Alors que la sécheresse et les incendies ont rendu plus qu’évidents les effets délétères du réchauffement climatique, cet été a été marqué par les polémiques autour des jets privés des grands groupes et des célébrités. Le recours à « l’aviation d’affaires », terme utilisé par le secteur, est l’apanage des super-riches : les propriétaires de jets détiennent 1,3 milliard de dollars en moyenne. Et ils bénéficient d’une fiscalité plus qu’avantageuse, que l’ONG Transport & Environment (T & E) propose de réformer, dans un communiqué, mercredi 7 septembre.
Pour mettre à contribution l’aviation privée à hauteur de la pollution qu’elle engendre, cette ONG belge, qui milite pour des transports plus écologiques, propose la mise en place de deux taxes :
- l’une sur le kérosène, l’aviation commerciale pouvant acheter du kérosène sans avoir de taxes à payer ;
- l’autre sur les vols. Avec une base de 360 euros pour un vol de moins de 600 kilomètres, puis 0,6 euro par kilomètre, elle pénaliserait les vols courts, particulièrement nombreux en France, selon un précédent rapport, et permettrait de récolter 435 millions d’euros en huit ans.
Le carburant utilisé pour faire voler les jets privés est entièrement détaxé. Un avantage important, alors que la fiscalité sur les produits pétroliers représente plus de la moitié du prix de l’essence ou du gasoil utilisé pour le transport routier. En France, seul le kérosène utilisé pour des avions de tourisme est taxé, mais à un niveau de 35 % à 40 % moindre que le carburant utilisé pour les voitures. La raison de cette exonération remonte à la Convention internationale de Chicago adoptée en 1944, qui interdit aux pays signataires de taxer le carburant contenu dans le réservoir des avions.
La Commission européenne constate dans une proposition de directive – actuellement en négociation – que « l’exonération fiscale obligatoire dans le cas de l’aviation internationale (…) est particulièrement problématique car elle n’est pas cohérente avec les politiques et les défis climatiques actuels » et propose donc que l’aviation d’affaires soit soumise aux niveaux normaux de taxation applicables aux carburants dans les Etats membres. Une proposition qui convient à l’ONG environnementale, qui estime que cela établirait un minimum de taxation du kérosène à 38 centimes le litre.

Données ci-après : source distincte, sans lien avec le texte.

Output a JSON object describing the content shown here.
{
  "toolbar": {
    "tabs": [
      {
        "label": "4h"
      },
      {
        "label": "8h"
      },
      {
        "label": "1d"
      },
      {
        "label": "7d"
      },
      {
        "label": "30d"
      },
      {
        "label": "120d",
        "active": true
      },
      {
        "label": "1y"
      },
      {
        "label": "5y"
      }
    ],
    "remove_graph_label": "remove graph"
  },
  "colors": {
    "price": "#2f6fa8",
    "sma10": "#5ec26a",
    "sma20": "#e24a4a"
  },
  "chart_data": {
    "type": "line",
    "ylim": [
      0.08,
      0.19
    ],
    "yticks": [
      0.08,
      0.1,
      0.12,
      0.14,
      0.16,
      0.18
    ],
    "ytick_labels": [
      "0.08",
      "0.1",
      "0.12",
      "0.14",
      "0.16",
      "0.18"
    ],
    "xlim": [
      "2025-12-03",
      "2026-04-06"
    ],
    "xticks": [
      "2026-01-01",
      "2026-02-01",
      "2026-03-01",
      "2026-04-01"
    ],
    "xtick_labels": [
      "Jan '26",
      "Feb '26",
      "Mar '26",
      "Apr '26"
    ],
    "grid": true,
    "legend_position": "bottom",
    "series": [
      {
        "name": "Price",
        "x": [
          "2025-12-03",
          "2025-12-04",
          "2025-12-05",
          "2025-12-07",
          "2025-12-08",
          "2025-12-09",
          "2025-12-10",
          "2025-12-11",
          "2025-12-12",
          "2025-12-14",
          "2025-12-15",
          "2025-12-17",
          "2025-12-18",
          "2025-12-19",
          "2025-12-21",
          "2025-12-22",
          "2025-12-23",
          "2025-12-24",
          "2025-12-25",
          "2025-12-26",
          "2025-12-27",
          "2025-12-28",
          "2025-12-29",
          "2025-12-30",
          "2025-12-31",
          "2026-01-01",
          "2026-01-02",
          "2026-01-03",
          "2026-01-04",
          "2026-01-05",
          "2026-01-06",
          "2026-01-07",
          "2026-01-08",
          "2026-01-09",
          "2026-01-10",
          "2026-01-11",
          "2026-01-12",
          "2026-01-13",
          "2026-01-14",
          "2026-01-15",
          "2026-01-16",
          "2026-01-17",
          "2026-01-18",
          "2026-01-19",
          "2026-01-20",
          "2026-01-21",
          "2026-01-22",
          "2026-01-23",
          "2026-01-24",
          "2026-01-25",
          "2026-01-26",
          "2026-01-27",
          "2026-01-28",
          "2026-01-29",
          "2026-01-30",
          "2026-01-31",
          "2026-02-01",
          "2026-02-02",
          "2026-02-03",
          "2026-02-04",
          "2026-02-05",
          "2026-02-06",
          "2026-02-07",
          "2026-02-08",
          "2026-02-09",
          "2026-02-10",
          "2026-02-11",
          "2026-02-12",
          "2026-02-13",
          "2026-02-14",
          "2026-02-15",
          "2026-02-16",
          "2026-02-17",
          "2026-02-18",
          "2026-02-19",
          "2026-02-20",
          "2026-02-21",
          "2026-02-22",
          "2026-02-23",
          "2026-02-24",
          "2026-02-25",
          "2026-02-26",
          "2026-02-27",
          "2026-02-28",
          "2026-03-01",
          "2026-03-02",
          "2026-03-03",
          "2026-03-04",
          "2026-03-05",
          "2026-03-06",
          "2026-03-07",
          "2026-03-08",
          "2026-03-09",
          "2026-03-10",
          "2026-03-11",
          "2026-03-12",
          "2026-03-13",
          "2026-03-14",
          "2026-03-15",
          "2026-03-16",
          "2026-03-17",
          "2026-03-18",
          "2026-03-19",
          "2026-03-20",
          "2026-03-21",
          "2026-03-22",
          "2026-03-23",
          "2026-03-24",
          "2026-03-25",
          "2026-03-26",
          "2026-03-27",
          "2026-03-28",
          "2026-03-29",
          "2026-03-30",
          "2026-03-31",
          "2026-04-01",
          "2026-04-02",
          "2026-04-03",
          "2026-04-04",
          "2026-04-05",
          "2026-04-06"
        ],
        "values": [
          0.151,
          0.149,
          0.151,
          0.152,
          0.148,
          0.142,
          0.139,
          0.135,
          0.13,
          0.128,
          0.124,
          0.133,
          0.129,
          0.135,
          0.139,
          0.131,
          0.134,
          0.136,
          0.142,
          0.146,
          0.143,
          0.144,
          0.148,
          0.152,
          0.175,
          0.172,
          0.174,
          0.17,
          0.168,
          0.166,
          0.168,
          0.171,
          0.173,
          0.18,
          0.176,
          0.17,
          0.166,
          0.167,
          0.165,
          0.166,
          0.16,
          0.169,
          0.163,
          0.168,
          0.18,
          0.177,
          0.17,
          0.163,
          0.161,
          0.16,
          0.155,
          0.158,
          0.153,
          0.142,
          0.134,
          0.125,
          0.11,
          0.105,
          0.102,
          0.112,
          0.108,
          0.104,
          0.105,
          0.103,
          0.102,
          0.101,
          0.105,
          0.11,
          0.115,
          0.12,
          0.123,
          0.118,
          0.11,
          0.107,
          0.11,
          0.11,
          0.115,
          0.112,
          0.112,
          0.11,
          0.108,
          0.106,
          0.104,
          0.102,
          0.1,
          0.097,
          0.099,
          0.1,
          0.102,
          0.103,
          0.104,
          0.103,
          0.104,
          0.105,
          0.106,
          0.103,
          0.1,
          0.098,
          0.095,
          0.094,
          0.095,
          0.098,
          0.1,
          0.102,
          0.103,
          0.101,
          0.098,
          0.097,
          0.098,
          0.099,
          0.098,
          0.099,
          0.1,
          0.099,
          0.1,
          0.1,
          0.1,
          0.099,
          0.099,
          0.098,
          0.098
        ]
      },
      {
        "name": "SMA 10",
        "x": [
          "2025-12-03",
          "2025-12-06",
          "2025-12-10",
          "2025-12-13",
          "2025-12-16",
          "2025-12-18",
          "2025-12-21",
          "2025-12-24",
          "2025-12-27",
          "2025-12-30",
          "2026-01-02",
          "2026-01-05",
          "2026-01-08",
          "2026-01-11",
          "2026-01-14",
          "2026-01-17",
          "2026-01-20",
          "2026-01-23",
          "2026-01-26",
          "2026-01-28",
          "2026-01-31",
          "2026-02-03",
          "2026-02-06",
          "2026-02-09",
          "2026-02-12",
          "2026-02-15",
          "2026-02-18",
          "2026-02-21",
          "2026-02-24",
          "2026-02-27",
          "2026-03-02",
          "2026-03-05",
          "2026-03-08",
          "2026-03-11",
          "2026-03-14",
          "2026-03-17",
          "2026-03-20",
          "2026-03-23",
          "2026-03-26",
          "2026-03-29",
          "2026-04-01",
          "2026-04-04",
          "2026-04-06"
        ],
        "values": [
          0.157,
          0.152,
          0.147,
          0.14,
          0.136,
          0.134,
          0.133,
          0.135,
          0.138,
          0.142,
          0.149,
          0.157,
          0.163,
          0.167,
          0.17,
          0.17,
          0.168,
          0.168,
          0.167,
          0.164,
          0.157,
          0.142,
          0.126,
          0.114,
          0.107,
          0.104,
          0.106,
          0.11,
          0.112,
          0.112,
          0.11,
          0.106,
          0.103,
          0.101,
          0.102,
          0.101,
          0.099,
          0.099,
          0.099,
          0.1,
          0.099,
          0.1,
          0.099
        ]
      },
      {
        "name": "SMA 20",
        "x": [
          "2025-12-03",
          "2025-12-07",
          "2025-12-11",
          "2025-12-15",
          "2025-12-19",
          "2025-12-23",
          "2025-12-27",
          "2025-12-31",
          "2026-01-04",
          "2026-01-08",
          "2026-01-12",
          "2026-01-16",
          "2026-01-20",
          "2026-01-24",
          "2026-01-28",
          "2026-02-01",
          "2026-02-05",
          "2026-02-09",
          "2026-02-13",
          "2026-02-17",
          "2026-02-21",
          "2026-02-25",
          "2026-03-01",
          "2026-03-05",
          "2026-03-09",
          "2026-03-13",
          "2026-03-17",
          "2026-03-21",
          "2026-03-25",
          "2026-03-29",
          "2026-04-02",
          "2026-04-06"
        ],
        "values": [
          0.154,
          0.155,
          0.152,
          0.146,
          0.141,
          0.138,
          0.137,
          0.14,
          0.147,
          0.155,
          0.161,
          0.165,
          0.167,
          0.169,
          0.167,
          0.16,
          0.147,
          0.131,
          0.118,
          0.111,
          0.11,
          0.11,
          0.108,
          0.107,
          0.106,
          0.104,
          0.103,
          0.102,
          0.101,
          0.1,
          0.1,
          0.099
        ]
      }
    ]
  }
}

Des quotas gratuits d’émissions
Actuellement, aucune taxe spécifique n’est prélevée sur les vols de l’aviation privée. Par comparaison, les billets d’avion régionaux bénéficient d’une TVA réduite et les vols internationaux d’une exonération totale.
Parallèlement, l’aviation est incluse dans le marché européen du carbone (qui fonctionne selon le principe de pollueur-payeur), mais des quotas d’émissions de CO2 sont alloués gratuitement aux compagnies aériennes, y compris celles proposant des transports par jet. Pour réduire ses émissions à compenser et passer sous les plafonds, la première compagnie française d’aviation d’affaires, Valljet, a scindé sa société en deux entités distinctes, comme l’a révélé Mediapart. La Commission envisage de mettre progressivement fin à ces quotas gratuits. Quant aux particuliers qui possèdent un avion, ils ne sont pas concernés par ce système et ne doivent donc pas compenser leurs émissions.
Selon les calculs de l’ONG environnementale, ces deux mesures cumulées rapporteraient 656 millions d’euros à la France, d’ici à 2030. Une taxe que T & E souhaiterait voir utiliser pour la décarbonation de l’industrie aéronautique, en développant des carburants écologiques ou des avions à hydrogène, qui restent balbutiants. L’ONG plaide aussi pour une interdiction totale de l’aviation privée thermique avant 2030, afin que les riches propriétaires de jets se voient forcés d’investir dans l’aviation verte s’ils veulent continuer à voler.